Malicious Prosecution Action Doesn’t Lie Based on Warrantless Arrest, Alone—C.A.
Bendix Says in Partial Dissent That Plaintiffs Should Have Been Allowed to Reinstate Causes of Action They Had Earlier Abandoned
By a MetNews Staff Writer
The Court of Appeal for this district yesterday declined to repudiate an opinion declaring that a false report to the police causing a person to be subjected to a warrantless arrest does not give rise to an action for malicious prosecution where no prosecution ensues, affirming a judgment of dismissal and rejecting the contention that the plaintiffs should have been allowed to reassert causes of action that had been voluntarily dropped.
Justice Helen I. Bendix of Div. One asserted in a partial dissent that the rule of liberality in permitting amendments should have dictated that leave be granted to bring back the omitted claims. Those claims were for negligence, defamation, libel per se, and intentional infliction of emotional distress.
Los Angeles Superior Court Judge Huey P. Cotton granted judgment on the pleadings to defendant Ahang Zarin Kelk, sued by Yousseff Mikhail and Reza Bidari based her allegedly baseless report to police that they had physically attacked her. Mikhail was arrested and had to post bail to gain his release.
Cotton acted in reliance on the 2017 opinion from Div. Two of the Fourth District Court of Appeal in Van Audenhove v. Perry.
In the opinion in that case, Presiding Justice Manuel A. Ramirez said:
“We will hold that a cause of action for malicious prosecution cannot be premised on an arrest that does not result in formal charges (at least when the arrest is not pursuant to a warrant)…. We publish our decision because, to our surprise, we have found no California case on point. However, our conclusion seems to be generally accepted.”
He explained that a malicious prosecution action requires a favorable determination of an “action” or “proceeding” that had been brought against the plaintiff. The jurist wrote:
“An arrest is not a proceeding. Moreover, a favorable termination is one that ‘indicate[s] the innocence of the accused....’….However, release from arrest does not necessarily indicate innocence; the arrestee may yet be prosecuted.”
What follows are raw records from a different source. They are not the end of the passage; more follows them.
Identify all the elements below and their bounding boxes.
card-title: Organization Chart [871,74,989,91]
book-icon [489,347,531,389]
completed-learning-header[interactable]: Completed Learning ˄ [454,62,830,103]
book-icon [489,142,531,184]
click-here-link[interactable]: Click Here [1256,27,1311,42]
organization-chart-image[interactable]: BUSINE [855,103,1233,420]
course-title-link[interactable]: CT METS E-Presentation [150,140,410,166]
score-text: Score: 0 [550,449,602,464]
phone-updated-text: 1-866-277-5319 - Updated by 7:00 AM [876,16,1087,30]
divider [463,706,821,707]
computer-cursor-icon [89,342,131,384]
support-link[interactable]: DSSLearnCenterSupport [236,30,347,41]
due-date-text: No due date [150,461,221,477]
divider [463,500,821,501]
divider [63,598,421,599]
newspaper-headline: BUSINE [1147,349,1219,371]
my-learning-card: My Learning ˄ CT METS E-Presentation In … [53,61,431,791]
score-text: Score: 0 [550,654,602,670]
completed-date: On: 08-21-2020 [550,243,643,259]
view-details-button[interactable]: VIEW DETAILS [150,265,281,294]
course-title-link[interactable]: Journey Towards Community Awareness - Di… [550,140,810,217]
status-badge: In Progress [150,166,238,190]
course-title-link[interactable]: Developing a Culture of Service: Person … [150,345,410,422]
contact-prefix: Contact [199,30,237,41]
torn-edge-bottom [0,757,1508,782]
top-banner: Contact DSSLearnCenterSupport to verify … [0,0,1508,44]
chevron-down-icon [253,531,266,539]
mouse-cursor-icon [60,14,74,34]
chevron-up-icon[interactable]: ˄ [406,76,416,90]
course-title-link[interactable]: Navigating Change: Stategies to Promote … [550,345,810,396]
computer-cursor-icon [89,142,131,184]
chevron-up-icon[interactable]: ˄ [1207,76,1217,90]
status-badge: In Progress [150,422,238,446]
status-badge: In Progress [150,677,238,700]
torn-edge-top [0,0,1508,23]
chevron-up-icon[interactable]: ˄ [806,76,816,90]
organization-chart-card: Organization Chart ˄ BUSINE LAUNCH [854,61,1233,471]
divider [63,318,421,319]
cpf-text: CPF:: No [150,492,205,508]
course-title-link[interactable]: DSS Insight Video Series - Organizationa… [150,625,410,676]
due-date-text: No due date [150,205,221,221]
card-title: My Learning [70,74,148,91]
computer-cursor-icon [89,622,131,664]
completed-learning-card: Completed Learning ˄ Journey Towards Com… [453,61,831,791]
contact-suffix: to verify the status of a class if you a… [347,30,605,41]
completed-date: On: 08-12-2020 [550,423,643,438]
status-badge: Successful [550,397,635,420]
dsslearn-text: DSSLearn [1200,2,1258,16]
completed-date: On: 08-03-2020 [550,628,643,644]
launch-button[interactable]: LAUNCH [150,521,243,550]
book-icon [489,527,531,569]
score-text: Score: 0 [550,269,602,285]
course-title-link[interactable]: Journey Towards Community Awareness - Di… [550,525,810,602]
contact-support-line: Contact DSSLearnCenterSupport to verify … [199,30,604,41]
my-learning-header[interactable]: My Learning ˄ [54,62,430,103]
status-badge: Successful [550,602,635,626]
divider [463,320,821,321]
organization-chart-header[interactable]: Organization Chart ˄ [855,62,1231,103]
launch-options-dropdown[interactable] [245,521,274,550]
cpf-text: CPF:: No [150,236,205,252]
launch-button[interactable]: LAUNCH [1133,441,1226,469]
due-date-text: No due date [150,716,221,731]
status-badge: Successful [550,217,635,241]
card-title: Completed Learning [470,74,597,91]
There is some precedent that an arrest pursuant to a warrant can form the basis of an action for malicious prosecution, he noted, saying that such cases were not relevant to the appeal before his panel.
In yesterday’s opinion, Presiding Justice Frances Rothschild said:
“[W]e decline Mikhail and Reza’s invitation to disagree with Van Audenhove, and instead conclude that its reasoning and holding remain sound.”
“Mikhail and Reza are not entitled to amend their complaint to add causes of action they had voluntarily dismissed earlier in the litigation because Mikhail and Reza offered no explanation for their yearslong delay in seeking to do so.”
The plaintiffs cited the 1981 decision by Div. Four of the First District Court of Appeal in Hirsa v. Superior Court for its proposition that “[a]llowing the filing of such an amendment is in furtherance of justice and in keeping with the fundamental policy of our courts that cases should be decided on their merits.”
“But in that case, the plaintiff had been diligent in seeking a non-dilatory amendment….Here, by contrast, far from diligently pursuing these causes of action, Mikhail and Reza abandoned them and only proposed to reallege them at the last possible moment when the lawsuit might otherwise be entirely concluded. They offer no explanation for their delay in reasserting these causes of action. In the absence of an explanation, this timing smacks of gamesmanship.”
“Where I part company with my colleagues is in their refusal to grant appellants leave to add previously dismissed claims based on the inference of ‘gamesmanship’ the majority draws merely from appellants’ failure to explain why they did not seek such leave below. There is also no support in the record for the majority’s finding of prejudice other than that the case would not be over.”
“Given our jurisprudence liberally allowing amendment of pleadings even if requested for the first time on appeal, and respondent’s failure to identify any prejudice, I would grant appellants’ request for leave to allege the previously dismissed claims.”
The justice remarked:
“…I note the irony in the majority’s accusing appellants of “gamesmanship” given respondent’s fraudulent (as determined by the Los Angeles County Sheriff and District Attorney) manipulation of law enforcement and judicial procedures causing, among other hardships, Mikhail’s arrest and incarceration until he was able to post substantial bail.”
The case is Bidari v. Kelk, 2023 S.O.S. 1718.
Christopher D. Beatty, Minh-Van T. Do, and Eleanor S. Ruth Miller of the Century City firm of Katten Muchin Rosenman LLP represented Mikhail and Reza and Zareh A. Jaltorossian of KP Law in Pasadena acted for Kelk.